State College Area School District administrators said in a statement on Friday that State High students involved in a racist video shared on social media will "be held accountable for their behavior."

Superintendent Bob O'Donnell and State High principal Curtis Johnson wrote in a letter sent to all school district families that they were notified on Thursday night about the video, which was created outside of school and was shared by another student.

The students involved have been identified. The video, according to individuals who saw it, reportedly showed a student using racist slurs.

"We feel concern for our community and acknowledge the hurt caused by this video," O'Donnell and Johnson wrote. "In our district, we have no tolerance for racist behavior and will always address these acts immediately.

"While this act didn’t happen in school, our student handbook states that behavior causing a school disturbance will have consequences.
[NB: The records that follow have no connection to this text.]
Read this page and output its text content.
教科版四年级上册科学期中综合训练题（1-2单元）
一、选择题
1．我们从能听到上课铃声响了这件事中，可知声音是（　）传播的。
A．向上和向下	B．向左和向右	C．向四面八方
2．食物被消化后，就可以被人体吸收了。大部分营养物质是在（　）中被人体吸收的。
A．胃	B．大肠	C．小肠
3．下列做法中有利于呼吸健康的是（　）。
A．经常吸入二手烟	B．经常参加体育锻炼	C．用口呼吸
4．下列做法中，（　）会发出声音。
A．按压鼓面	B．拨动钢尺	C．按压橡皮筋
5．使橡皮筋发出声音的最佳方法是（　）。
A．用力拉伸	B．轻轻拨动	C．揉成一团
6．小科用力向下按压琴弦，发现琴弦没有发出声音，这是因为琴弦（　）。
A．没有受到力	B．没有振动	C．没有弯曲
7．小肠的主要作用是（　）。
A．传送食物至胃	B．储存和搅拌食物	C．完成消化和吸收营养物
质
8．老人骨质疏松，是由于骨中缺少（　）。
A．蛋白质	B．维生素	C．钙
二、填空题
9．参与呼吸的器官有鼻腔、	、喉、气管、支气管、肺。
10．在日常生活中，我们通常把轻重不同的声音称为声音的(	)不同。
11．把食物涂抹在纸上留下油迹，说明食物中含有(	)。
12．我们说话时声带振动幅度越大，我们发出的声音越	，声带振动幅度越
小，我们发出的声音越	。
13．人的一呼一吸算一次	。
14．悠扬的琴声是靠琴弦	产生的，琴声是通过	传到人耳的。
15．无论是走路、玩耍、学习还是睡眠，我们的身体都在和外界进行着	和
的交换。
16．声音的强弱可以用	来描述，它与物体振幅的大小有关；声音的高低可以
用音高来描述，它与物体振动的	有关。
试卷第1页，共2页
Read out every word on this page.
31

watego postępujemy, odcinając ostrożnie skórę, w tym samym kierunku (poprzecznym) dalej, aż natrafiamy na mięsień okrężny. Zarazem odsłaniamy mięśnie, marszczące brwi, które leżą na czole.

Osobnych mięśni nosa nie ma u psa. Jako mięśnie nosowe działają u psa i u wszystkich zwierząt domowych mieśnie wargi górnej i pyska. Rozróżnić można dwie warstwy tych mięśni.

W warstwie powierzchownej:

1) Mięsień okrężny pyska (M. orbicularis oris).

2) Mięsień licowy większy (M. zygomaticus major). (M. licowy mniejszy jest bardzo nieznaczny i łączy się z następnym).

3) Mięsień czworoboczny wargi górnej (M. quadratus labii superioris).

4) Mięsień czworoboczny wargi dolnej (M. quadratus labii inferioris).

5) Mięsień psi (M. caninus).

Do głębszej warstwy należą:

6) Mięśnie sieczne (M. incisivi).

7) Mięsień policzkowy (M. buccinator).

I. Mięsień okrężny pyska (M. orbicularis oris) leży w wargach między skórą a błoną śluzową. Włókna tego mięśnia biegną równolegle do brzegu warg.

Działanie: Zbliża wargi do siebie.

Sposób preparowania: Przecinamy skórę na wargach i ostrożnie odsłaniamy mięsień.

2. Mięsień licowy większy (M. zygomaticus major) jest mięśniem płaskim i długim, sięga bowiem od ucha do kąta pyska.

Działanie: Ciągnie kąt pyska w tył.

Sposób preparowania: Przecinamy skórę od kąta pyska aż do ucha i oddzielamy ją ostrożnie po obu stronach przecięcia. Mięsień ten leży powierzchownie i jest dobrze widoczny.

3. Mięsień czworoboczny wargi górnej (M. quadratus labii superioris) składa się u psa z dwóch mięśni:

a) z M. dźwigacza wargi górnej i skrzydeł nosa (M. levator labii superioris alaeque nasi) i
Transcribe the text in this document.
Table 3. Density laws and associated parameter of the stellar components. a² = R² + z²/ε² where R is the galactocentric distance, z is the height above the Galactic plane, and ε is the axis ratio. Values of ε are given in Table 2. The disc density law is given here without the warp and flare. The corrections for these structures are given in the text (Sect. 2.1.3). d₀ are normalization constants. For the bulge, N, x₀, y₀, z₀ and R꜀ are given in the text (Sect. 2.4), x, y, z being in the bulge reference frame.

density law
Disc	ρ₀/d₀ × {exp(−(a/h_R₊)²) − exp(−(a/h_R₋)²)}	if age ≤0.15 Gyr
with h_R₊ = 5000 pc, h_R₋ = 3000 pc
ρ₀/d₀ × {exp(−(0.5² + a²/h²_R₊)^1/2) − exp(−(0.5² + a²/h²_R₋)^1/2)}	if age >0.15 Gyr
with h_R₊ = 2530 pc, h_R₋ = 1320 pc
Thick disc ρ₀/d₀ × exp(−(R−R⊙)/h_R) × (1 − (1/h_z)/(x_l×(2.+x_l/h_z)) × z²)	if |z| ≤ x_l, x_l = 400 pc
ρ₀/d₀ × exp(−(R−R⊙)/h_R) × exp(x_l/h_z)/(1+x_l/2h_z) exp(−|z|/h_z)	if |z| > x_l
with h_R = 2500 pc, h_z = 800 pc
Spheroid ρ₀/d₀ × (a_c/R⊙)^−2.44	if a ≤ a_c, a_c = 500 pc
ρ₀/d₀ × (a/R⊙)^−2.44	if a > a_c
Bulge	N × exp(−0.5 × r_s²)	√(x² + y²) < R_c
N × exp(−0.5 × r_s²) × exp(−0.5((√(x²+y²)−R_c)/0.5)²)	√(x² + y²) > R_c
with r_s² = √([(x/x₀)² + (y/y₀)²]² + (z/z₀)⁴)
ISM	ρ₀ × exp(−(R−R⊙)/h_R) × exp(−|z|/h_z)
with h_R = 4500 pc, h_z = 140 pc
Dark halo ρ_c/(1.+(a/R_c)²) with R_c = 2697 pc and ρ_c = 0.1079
Therefore, the students involved will be held accountable for their behavior."

A statement from the district said they would not comment further on disciplinary action or what the video contained.

Lorraine Jones, a member of Central PA Standing Up for Racial Justice, wrote in a SCASD parents and families Facebook group that her organization's leadership has seen the video and that it included "an alleged State High School student is shouting epithets defaming Asians and African Americans."

Jones wrote in an email that SURJ and the newly formed State College chapter of the NAACP are hoping to meet with administrators to discuss actions to support students of color.

"SURJ leadership has viewed this video and spoke with several students of color that were outraged and hurt by the racial slurs in the video," Jones wrote. "... It is our immediate goal to ensure that an investigation of the incident takes place and urge the school district to provide support for the targeted groups. We encourage all parents with youth that attend State High to be especially mindful and proactive to minimize the harm resulting from this unfortunate incident."

O'Donnell and Johnson said their first step was to meet "as a leadership team to address the situation and initiate a response." High school teachers were informed and given guidance on ways to support students. Counselors, administrators and representatives from the district's Office of Equity and Inclusivity also were available to answer questions and help facilitate discussions.

Families were provided a list of suggestions, similar to what teachers received, for having a discussion with their children about the incident. They included: stating that you know what happened; recognizing the offensive nature of it and the hurt it has caused; affirming that support is available and that the school is taking action, including that there will be consequences for the students involved. The letter also included links to a tip sheet and guide on how to discuss hate-related incidents from the Anti-Defamation League and taped webinars on how to discuss race with kids from EmbraceRace.

"While today is a tough day, we stand firm on our core belief of equity and inclusivity fo rall of our students," O'Donnell and Johnson wrote.